In return, the CCGs said they would be able to fund better care in the community for mental health patients – including boosts for the home treatment and mental health teams, crisis support and dementia outreach.

Alternatively services could be kept at Millbrook, but the CCGs said they would not be able to fund improvements for their wider mental health service – and Cllr Arthur Moran, independent, suggested that message might have influenced residents who took part in the consultation.

He said: “I remember being in this committee in 2017, having very robust conversations on the subject, and being a little bit worried about whether there were some pre-conceived ideas on certain options – before consultation – that the reorganisation should go down.

“I am satisfied that the consultation has taken place, but I still have a feeling that the options left in the consultation were a still a little bit of a fait accompli.”

A total of 324 people responded to the consultation survey, and the most popular option proposed was to close Millbank, but keep older people’s inpatient care at Lime Walk House, in Macclesfield, and improve community care.

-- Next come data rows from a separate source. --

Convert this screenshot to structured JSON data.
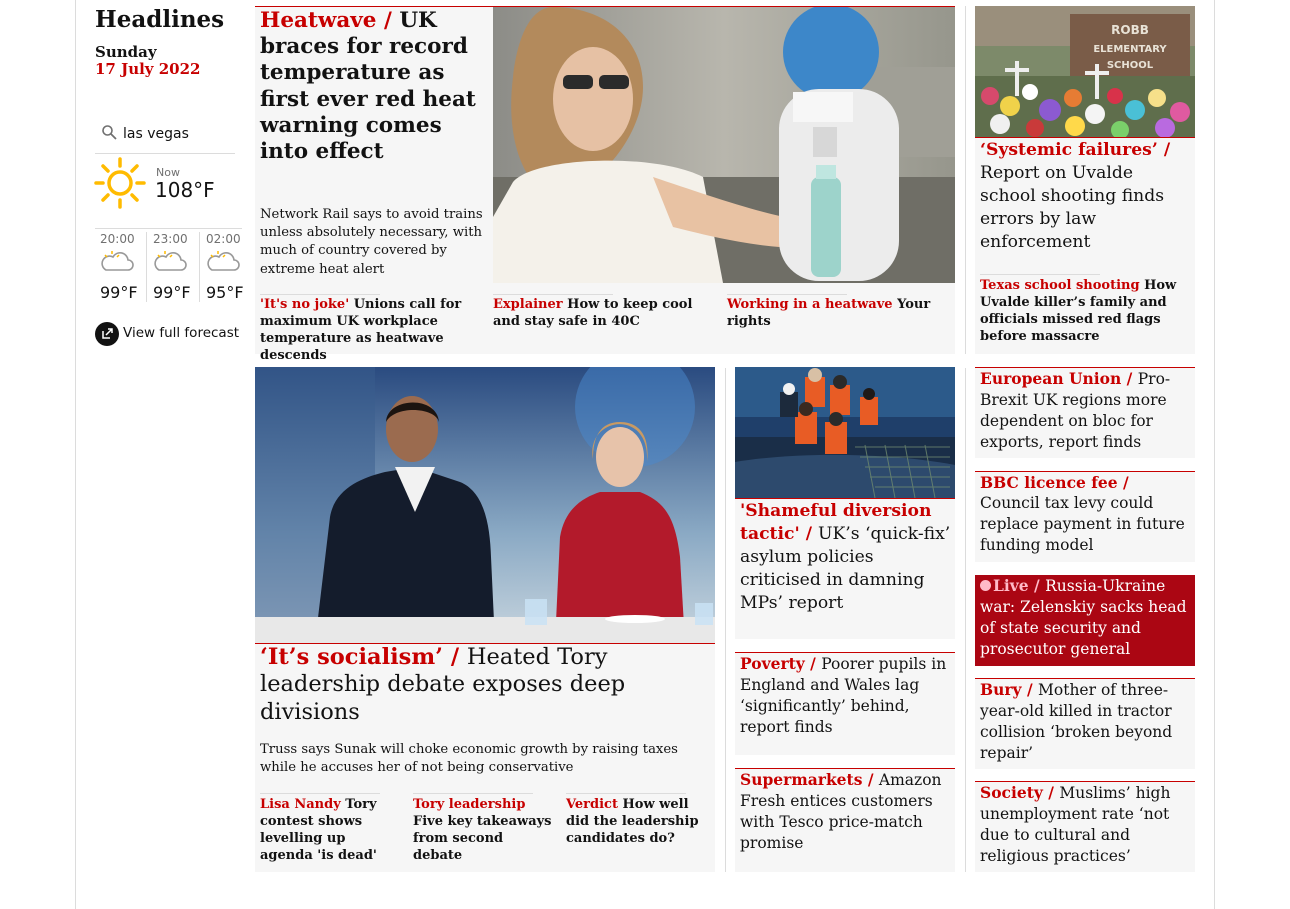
{
  "sidebar": {
    "title": "Headlines",
    "day": "Sunday",
    "date": "17 July 2022",
    "search_value": "las vegas",
    "now_label": "Now",
    "now_temp": "108°F",
    "forecast": [
      {
        "time": "20:00",
        "temp": "99°F"
      },
      {
        "time": "23:00",
        "temp": "99°F"
      },
      {
        "time": "02:00",
        "temp": "95°F"
      }
    ],
    "full_forecast": "View full forecast"
  },
  "lead": {
    "kicker": "Heatwave /",
    "headline": "UK braces for record temperature as first ever red heat warning comes into effect",
    "standfirst": "Network Rail says to avoid trains unless absolutely necessary, with much of country covered by extreme heat alert",
    "sublinks": [
      {
        "kicker": "'It's no joke'",
        "text": "Unions call for maximum UK workplace temperature as heatwave descends"
      },
      {
        "kicker": "Explainer",
        "text": "How to keep cool and stay safe in 40C"
      },
      {
        "kicker": "Working in a heatwave",
        "text": "Your rights"
      }
    ]
  },
  "uvalde": {
    "kicker": "‘Systemic failures’ /",
    "headline": "Report on Uvalde school shooting finds errors by law enforcement",
    "sublink_kicker": "Texas school shooting",
    "sublink_text": "How Uvalde killer’s family and officials missed red flags before massacre",
    "photo_sign": "ROBB ELEMENTARY SCHOOL"
  },
  "tory": {
    "kicker": "‘It’s socialism’ /",
    "headline": "Heated Tory leadership debate exposes deep divisions",
    "standfirst": "Truss says Sunak will choke economic growth by raising taxes while he accuses her of not being conservative",
    "sublinks": [
      {
        "kicker": "Lisa Nandy",
        "text": "Tory contest shows levelling up agenda 'is dead'"
      },
      {
        "kicker": "Tory leadership",
        "text": "Five key takeaways from second debate"
      },
      {
        "kicker": "Verdict",
        "text": "How well did the leadership candidates do?"
      }
    ]
  },
  "asylum": {
    "kicker": "'Shameful diversion tactic' /",
    "headline": "UK’s ‘quick-fix’ asylum policies criticised in damning MPs’ report"
  },
  "poverty": {
    "kicker": "Poverty /",
    "headline": "Poorer pupils in England and Wales lag ‘significantly’ behind, report finds"
  },
  "supermarkets": {
    "kicker": "Supermarkets /",
    "headline": "Amazon Fresh entices customers with Tesco price-match promise"
  },
  "right_column": [
    {
      "kicker": "European Union /",
      "headline": "Pro-Brexit UK regions more dependent on bloc for exports, report finds"
    },
    {
      "kicker": "BBC licence fee /",
      "headline": "Council tax levy could replace payment in future funding model"
    },
    {
      "kicker": "Live /",
      "headline": "Russia-Ukraine war: Zelenskiy sacks head of state security and prosecutor general",
      "live": true
    },
    {
      "kicker": "Bury /",
      "headline": "Mother of three-year-old killed in tractor collision ‘broken beyond repair’"
    },
    {
      "kicker": "Society /",
      "headline": "Muslims’ high unemployment rate ‘not due to cultural and religious practices’"
    }
  ],
  "colors": {
    "news_red": "#c70000",
    "card_bg": "#f6f6f6",
    "rule": "#dcdcdc",
    "text": "#121212"
  }
}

Fifty-two per cent of respondents agreed with that option, compared to 36.1 per cent who agreed with the option to keep Millbank open, but without extra support for community care.

But Cllr Jill Rhodes, Labour, questioned the validity of that survey when so few people responded to it.

“Less than five per cent of the people who were sent the questionnaire actually replied,” she said.

“We are told that there are less than half a million people in our population, yet this actual survey only covers 324 people. Do you think your survey was really robust?”

Jacki Wilkes, associate director of commissioning at NHS Eastern Cheshire CCG, told the committee that the survey was just one of the ways patients were consulted – and looked to reassure members that the public was not pushed into supporting the closure of Millbank.

She said: “What we have tried to do throughout the process is be really clear about the case for change, and the process itself has driven the number of options to take out. The evidence is the evidence, which we have laid out for people to see.

“No decision has been made and I think it is really important to make that point that a decision cannot be made until we have presented the decision-making business case to our governing bodies.

“We put option one [to keep Millbrook] in the public domain because it is a viable option, but there are consequences of choosing that option that we have been very open and transparent about.

“We will have had scrutiny by an independent senate, and it will have had to go by our external regulators to make sure it has gone through due process.”

A business case based on the consultation’s findings will be presented to the governing bodies of the three CCGs in November before a decision is made on whether to close Millbrook.